The House of Understanding is located in the realm of Mystarria, one of the Kingdoms of Rofehavan from the Runelords saga. It is situated in the Courts of Tide, near to the capital of Mystarria.

Principles 

The House of Understanding consists of many individual Rooms. The students of the House study various disciplines, each taught in a specific Room. Each of the Rooms of Understanding's House has a hearthmaster appointed to them. These hearthmasters excel in the disciplines which they teach, and are much like the lecturers and professors of modern universities.

Rooms 

The Rooms of the House of Understanding include:

 The Room of Faces; and
 The Room of Feet:
 These two Rooms teach applicants how to recognize body language and how to hide their own emotions by changing their facial expression and stance.
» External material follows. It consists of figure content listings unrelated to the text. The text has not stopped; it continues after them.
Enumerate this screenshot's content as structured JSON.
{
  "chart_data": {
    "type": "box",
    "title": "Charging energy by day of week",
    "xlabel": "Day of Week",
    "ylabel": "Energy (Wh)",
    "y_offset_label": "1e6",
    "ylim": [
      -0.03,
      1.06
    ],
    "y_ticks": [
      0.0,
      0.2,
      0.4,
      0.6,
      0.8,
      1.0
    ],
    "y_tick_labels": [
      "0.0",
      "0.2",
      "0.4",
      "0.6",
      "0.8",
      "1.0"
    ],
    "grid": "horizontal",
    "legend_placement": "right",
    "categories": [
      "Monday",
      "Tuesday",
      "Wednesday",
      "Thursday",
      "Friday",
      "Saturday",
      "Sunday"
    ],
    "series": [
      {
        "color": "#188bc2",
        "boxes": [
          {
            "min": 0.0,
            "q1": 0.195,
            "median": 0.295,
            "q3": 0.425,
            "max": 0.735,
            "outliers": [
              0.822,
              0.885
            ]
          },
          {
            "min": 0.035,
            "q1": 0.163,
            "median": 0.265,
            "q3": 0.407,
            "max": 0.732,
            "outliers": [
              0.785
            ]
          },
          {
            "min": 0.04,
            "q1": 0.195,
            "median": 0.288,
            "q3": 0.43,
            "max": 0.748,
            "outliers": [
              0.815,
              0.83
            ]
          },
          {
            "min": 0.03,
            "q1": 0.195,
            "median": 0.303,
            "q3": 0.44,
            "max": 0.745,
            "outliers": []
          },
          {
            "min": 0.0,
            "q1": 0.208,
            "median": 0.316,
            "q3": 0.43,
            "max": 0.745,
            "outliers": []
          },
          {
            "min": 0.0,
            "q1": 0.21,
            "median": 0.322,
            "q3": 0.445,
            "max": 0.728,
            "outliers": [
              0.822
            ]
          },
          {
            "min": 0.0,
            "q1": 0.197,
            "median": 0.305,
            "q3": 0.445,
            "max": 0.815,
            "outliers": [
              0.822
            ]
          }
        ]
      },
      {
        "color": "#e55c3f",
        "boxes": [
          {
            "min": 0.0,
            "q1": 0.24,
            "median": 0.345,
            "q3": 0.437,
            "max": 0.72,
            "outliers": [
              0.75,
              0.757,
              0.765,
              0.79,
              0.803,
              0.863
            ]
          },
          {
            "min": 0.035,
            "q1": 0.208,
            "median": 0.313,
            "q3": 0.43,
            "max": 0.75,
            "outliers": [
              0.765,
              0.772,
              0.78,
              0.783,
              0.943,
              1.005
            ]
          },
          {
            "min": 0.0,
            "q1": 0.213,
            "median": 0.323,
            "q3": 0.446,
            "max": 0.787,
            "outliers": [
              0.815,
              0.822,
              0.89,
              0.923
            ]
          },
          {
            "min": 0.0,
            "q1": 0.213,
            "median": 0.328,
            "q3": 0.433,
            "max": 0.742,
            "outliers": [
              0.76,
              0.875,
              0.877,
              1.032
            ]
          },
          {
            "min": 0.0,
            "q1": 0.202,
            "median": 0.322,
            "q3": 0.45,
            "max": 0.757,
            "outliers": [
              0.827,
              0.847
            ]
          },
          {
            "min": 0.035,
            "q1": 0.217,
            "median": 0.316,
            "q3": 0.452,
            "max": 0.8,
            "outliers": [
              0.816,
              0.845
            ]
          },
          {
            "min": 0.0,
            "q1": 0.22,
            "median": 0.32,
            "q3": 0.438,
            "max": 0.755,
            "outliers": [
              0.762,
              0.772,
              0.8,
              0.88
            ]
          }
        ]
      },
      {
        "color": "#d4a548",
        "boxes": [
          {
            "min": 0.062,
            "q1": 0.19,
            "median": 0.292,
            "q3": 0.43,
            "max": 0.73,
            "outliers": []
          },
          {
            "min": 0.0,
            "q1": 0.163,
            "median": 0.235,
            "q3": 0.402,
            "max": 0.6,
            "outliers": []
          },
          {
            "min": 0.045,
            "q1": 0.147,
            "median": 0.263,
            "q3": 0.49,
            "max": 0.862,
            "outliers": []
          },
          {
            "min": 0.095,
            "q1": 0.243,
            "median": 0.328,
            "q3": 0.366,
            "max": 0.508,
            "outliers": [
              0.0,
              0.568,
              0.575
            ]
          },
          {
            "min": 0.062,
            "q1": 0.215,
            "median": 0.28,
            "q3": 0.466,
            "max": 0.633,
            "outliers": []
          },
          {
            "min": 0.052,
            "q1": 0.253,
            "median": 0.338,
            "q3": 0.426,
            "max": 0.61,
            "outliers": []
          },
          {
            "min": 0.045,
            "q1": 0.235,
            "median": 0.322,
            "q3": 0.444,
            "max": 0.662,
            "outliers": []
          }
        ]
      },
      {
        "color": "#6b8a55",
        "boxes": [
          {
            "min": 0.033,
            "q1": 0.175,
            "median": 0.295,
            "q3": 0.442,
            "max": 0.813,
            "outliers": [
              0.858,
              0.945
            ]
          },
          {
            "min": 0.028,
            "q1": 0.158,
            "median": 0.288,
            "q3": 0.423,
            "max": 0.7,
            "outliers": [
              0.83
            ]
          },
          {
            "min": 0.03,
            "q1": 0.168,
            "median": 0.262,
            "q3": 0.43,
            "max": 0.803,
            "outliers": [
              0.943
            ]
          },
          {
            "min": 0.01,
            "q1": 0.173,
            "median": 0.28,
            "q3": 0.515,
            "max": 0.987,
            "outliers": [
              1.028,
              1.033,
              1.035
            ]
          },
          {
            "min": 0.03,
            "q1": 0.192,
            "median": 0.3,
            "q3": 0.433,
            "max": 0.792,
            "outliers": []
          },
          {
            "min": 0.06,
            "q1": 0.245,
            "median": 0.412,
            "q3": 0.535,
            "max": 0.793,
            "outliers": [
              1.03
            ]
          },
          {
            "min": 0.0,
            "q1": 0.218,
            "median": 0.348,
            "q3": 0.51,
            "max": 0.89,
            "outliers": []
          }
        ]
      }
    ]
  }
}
Actors and dancers learn their talents in these rooms. In the Room of Faces, students learn various methods of understanding body language. 

 

 The Room of Arms:
 Students of this Room learn skill with weapons and hand-to-hand combat. Different combat forms are taught there, including the Dancing Arms style. Warriors and soldiers study in this Room, as well as Runelords who seek to improve their skills.

 The Room of Hands; and
 The Room of Gold:
 In these two rooms, merchant princes and traders learn of money: how to best calculate and increase a businesses profit.

 The Room of the Heart:
 Frequented by troubadours and philosophers, students of this Room learn of the workings of the human mind and heart.

 The Room of Dreams:
 Students of the Room of Dreams learn of man's motivations and desires. The teachings of this Room are considered too powerful to place in the hands of a Runelord, and are forbidden. Only those of the order of the Days may learn here.